Many athletes, including body builders, take supplements containing this amino acid and it is often found in whey protein powder bars and drinks marketed as energy boosters.

Dosage of aspartic acid

For people involved in athletic sports where physical endurance is important supplements of aspartic acid salts are often taken regularly.  Tablets containing natural L-aspartic acid are preferred for high bioavailability.

The usual dose is 500mg take one to three times a day with fruit juice or water on an empty stomach, approximately 30 minutes before mealtime. Protein should not be consumed at the same time as the supplement as it can interfere with the body’s ability to utilise this amino acid.

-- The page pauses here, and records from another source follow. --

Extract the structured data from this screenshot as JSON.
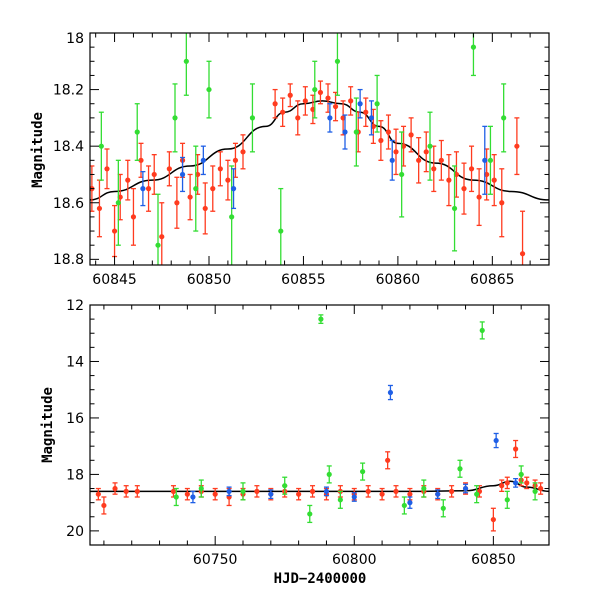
{
  "chart_data": [
    {
      "type": "scatter",
      "panel": "top",
      "xlabel": "",
      "ylabel": "Magnitude",
      "xlim": [
        60843.7,
        60868
      ],
      "ylim": [
        18.82,
        18.0
      ],
      "y_inverted": true,
      "xticks": [
        60845,
        60850,
        60855,
        60860,
        60865
      ],
      "yticks": [
        18,
        18.2,
        18.4,
        18.6,
        18.8
      ],
      "xtick_labels": [
        "60845",
        "60850",
        "60855",
        "60860",
        "60865"
      ],
      "ytick_labels": [
        "18",
        "18.2",
        "18.4",
        "18.6",
        "18.8"
      ],
      "model_curve": {
        "color": "#000000",
        "x": [
          60843.7,
          60845,
          60847,
          60849,
          60851,
          60853,
          60854,
          60855,
          60856,
          60857,
          60858,
          60859,
          60860,
          60862,
          60864,
          60866,
          60868
        ],
        "y": [
          18.59,
          18.56,
          18.52,
          18.47,
          18.41,
          18.33,
          18.28,
          18.25,
          18.24,
          18.25,
          18.28,
          18.33,
          18.39,
          18.46,
          18.52,
          18.56,
          18.59
        ]
      },
      "series": [
        {
          "color": "#ff3b1f",
          "x": [
            60843.8,
            60844.2,
            60844.6,
            60845.0,
            60845.3,
            60845.7,
            60846.0,
            60846.4,
            60846.8,
            60847.1,
            60847.5,
            60847.9,
            60848.3,
            60848.6,
            60849.0,
            60849.4,
            60849.8,
            60850.2,
            60850.6,
            60851.0,
            60851.4,
            60851.8,
            60853.5,
            60853.9,
            60854.3,
            60854.7,
            60855.1,
            60855.5,
            60855.9,
            60856.3,
            60856.7,
            60857.1,
            60857.5,
            60857.9,
            60858.3,
            60858.7,
            60859.1,
            60859.5,
            60859.9,
            60860.3,
            60860.7,
            60861.1,
            60861.5,
            60861.9,
            60862.3,
            60862.7,
            60863.1,
            60863.5,
            60863.9,
            60864.3,
            60864.7,
            60865.1,
            60865.5,
            60866.3,
            60866.6
          ],
          "y": [
            18.55,
            18.62,
            18.48,
            18.7,
            18.58,
            18.52,
            18.65,
            18.45,
            18.55,
            18.5,
            18.72,
            18.48,
            18.6,
            18.45,
            18.58,
            18.5,
            18.62,
            18.55,
            18.48,
            18.52,
            18.45,
            18.42,
            18.25,
            18.28,
            18.22,
            18.3,
            18.24,
            18.27,
            18.21,
            18.23,
            18.26,
            18.3,
            18.24,
            18.35,
            18.28,
            18.33,
            18.38,
            18.35,
            18.42,
            18.4,
            18.36,
            18.45,
            18.42,
            18.48,
            18.45,
            18.52,
            18.5,
            18.55,
            18.48,
            18.58,
            18.5,
            18.52,
            18.6,
            18.4,
            18.78
          ],
          "err": [
            0.08,
            0.1,
            0.07,
            0.09,
            0.08,
            0.07,
            0.1,
            0.06,
            0.08,
            0.07,
            0.12,
            0.06,
            0.09,
            0.06,
            0.08,
            0.07,
            0.09,
            0.08,
            0.06,
            0.07,
            0.06,
            0.06,
            0.05,
            0.05,
            0.04,
            0.06,
            0.05,
            0.05,
            0.04,
            0.05,
            0.05,
            0.06,
            0.05,
            0.07,
            0.05,
            0.06,
            0.07,
            0.06,
            0.08,
            0.07,
            0.06,
            0.08,
            0.07,
            0.08,
            0.07,
            0.09,
            0.08,
            0.09,
            0.08,
            0.1,
            0.09,
            0.09,
            0.12,
            0.1,
            0.15
          ]
        },
        {
          "color": "#33dd33",
          "x": [
            60844.3,
            60845.2,
            60846.2,
            60847.3,
            60848.2,
            60848.8,
            60849.3,
            60850.0,
            60851.2,
            60852.3,
            60853.8,
            60855.6,
            60856.8,
            60857.8,
            60858.9,
            60860.2,
            60861.7,
            60863.0,
            60864.0,
            60864.9,
            60865.6
          ],
          "y": [
            18.4,
            18.6,
            18.35,
            18.75,
            18.3,
            18.1,
            18.55,
            18.2,
            18.65,
            18.3,
            18.7,
            18.2,
            18.1,
            18.35,
            18.25,
            18.5,
            18.4,
            18.62,
            18.05,
            18.45,
            18.3
          ],
          "err": [
            0.12,
            0.15,
            0.1,
            0.18,
            0.12,
            0.12,
            0.15,
            0.1,
            0.18,
            0.12,
            0.15,
            0.1,
            0.12,
            0.12,
            0.1,
            0.15,
            0.12,
            0.15,
            0.1,
            0.12,
            0.12
          ]
        },
        {
          "color": "#1f5fe6",
          "x": [
            60846.5,
            60848.6,
            60849.7,
            60851.3,
            60856.4,
            60857.2,
            60858.0,
            60858.6,
            60859.7,
            60864.6
          ],
          "y": [
            18.55,
            18.5,
            18.45,
            18.55,
            18.3,
            18.35,
            18.25,
            18.3,
            18.45,
            18.45
          ],
          "err": [
            0.06,
            0.06,
            0.05,
            0.07,
            0.05,
            0.06,
            0.05,
            0.06,
            0.07,
            0.12
          ]
        }
      ]
    },
    {
      "type": "scatter",
      "panel": "bottom",
      "xlabel": "HJD−2400000",
      "ylabel": "Magnitude",
      "xlim": [
        60705,
        60870
      ],
      "ylim": [
        20.5,
        12.0
      ],
      "y_inverted": true,
      "xticks": [
        60750,
        60800,
        60850
      ],
      "yticks": [
        12,
        14,
        16,
        18,
        20
      ],
      "xtick_labels": [
        "60750",
        "60800",
        "60850"
      ],
      "ytick_labels": [
        "12",
        "14",
        "16",
        "18",
        "20"
      ],
      "model_curve": {
        "color": "#000000",
        "x": [
          60705,
          60720,
          60740,
          60760,
          60780,
          60800,
          60820,
          60840,
          60850,
          60856,
          60862,
          60870
        ],
        "y": [
          18.6,
          18.6,
          18.6,
          18.6,
          18.6,
          18.6,
          18.6,
          18.58,
          18.4,
          18.24,
          18.45,
          18.6
        ]
      },
      "series": [
        {
          "color": "#ff3b1f",
          "x": [
            60708,
            60710,
            60714,
            60718,
            60722,
            60735,
            60740,
            60745,
            60750,
            60755,
            60760,
            60765,
            60770,
            60775,
            60780,
            60785,
            60790,
            60795,
            60800,
            60805,
            60810,
            60812,
            60815,
            60820,
            60825,
            60830,
            60835,
            60840,
            60845,
            60850,
            60853,
            60855,
            60858,
            60860,
            60862,
            60865,
            60867
          ],
          "y": [
            18.7,
            19.1,
            18.5,
            18.6,
            18.6,
            18.6,
            18.7,
            18.6,
            18.7,
            18.8,
            18.7,
            18.6,
            18.7,
            18.6,
            18.7,
            18.6,
            18.7,
            18.6,
            18.7,
            18.6,
            18.7,
            17.5,
            18.6,
            18.7,
            18.6,
            18.7,
            18.6,
            18.5,
            18.6,
            19.6,
            18.4,
            18.3,
            17.1,
            18.2,
            18.3,
            18.4,
            18.5
          ],
          "err": [
            0.2,
            0.3,
            0.2,
            0.2,
            0.2,
            0.2,
            0.2,
            0.2,
            0.2,
            0.3,
            0.2,
            0.2,
            0.2,
            0.2,
            0.2,
            0.2,
            0.2,
            0.2,
            0.2,
            0.2,
            0.2,
            0.3,
            0.2,
            0.2,
            0.2,
            0.2,
            0.2,
            0.2,
            0.2,
            0.4,
            0.2,
            0.2,
            0.3,
            0.2,
            0.2,
            0.2,
            0.2
          ]
        },
        {
          "color": "#33dd33",
          "x": [
            60736,
            60745,
            60760,
            60775,
            60784,
            60788,
            60791,
            60795,
            60803,
            60818,
            60825,
            60832,
            60838,
            60844,
            60846,
            60855,
            60860,
            60865
          ],
          "y": [
            18.8,
            18.5,
            18.6,
            18.4,
            19.4,
            12.5,
            18.0,
            18.9,
            17.9,
            19.1,
            18.5,
            19.2,
            17.8,
            18.7,
            12.9,
            18.9,
            18.0,
            18.6
          ],
          "err": [
            0.3,
            0.3,
            0.3,
            0.3,
            0.3,
            0.15,
            0.3,
            0.3,
            0.3,
            0.3,
            0.3,
            0.3,
            0.3,
            0.3,
            0.3,
            0.3,
            0.3,
            0.3
          ]
        },
        {
          "color": "#1f5fe6",
          "x": [
            60742,
            60755,
            60770,
            60790,
            60800,
            60813,
            60820,
            60830,
            60840,
            60851,
            60858
          ],
          "y": [
            18.8,
            18.6,
            18.7,
            18.6,
            18.8,
            15.1,
            19.0,
            18.7,
            18.5,
            16.8,
            18.3
          ],
          "err": [
            0.2,
            0.15,
            0.15,
            0.15,
            0.15,
            0.25,
            0.2,
            0.15,
            0.15,
            0.25,
            0.15
          ]
        }
      ]
    }
  ]
}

Excessive doses of this amino acid may have the same effects as consuming too much protein. Ti can damage the kindness and liver, increasing the risk of developing gout. As with any supplementation, it’s recommended to consult a professional health care practitioner before taking aspartic acid supplements.

References

  1. Wesson, M. et.al. (1987). Effects of oral administration of aspartic acid salts on the endurance capacity of trained athletes. Research Quarterly for Exercise and Sport, Volume 59, Issue 3, (pp. 234-9).”
  2. Formica P. (1962). The housewife syndrome. Treatment with the potassium and magnesium salts of aspartic acid. Current Therapeutic Research, Clinical and Experimental. Volume 4, (pp. 98-106).”
  3. “Barns, R. et.al. (1964). Effects of exercise and administration of aspartic acid on blood ammonia in the rat. American Journal of Physiology. Volume 207, Issue 6, (pp.1242-6).”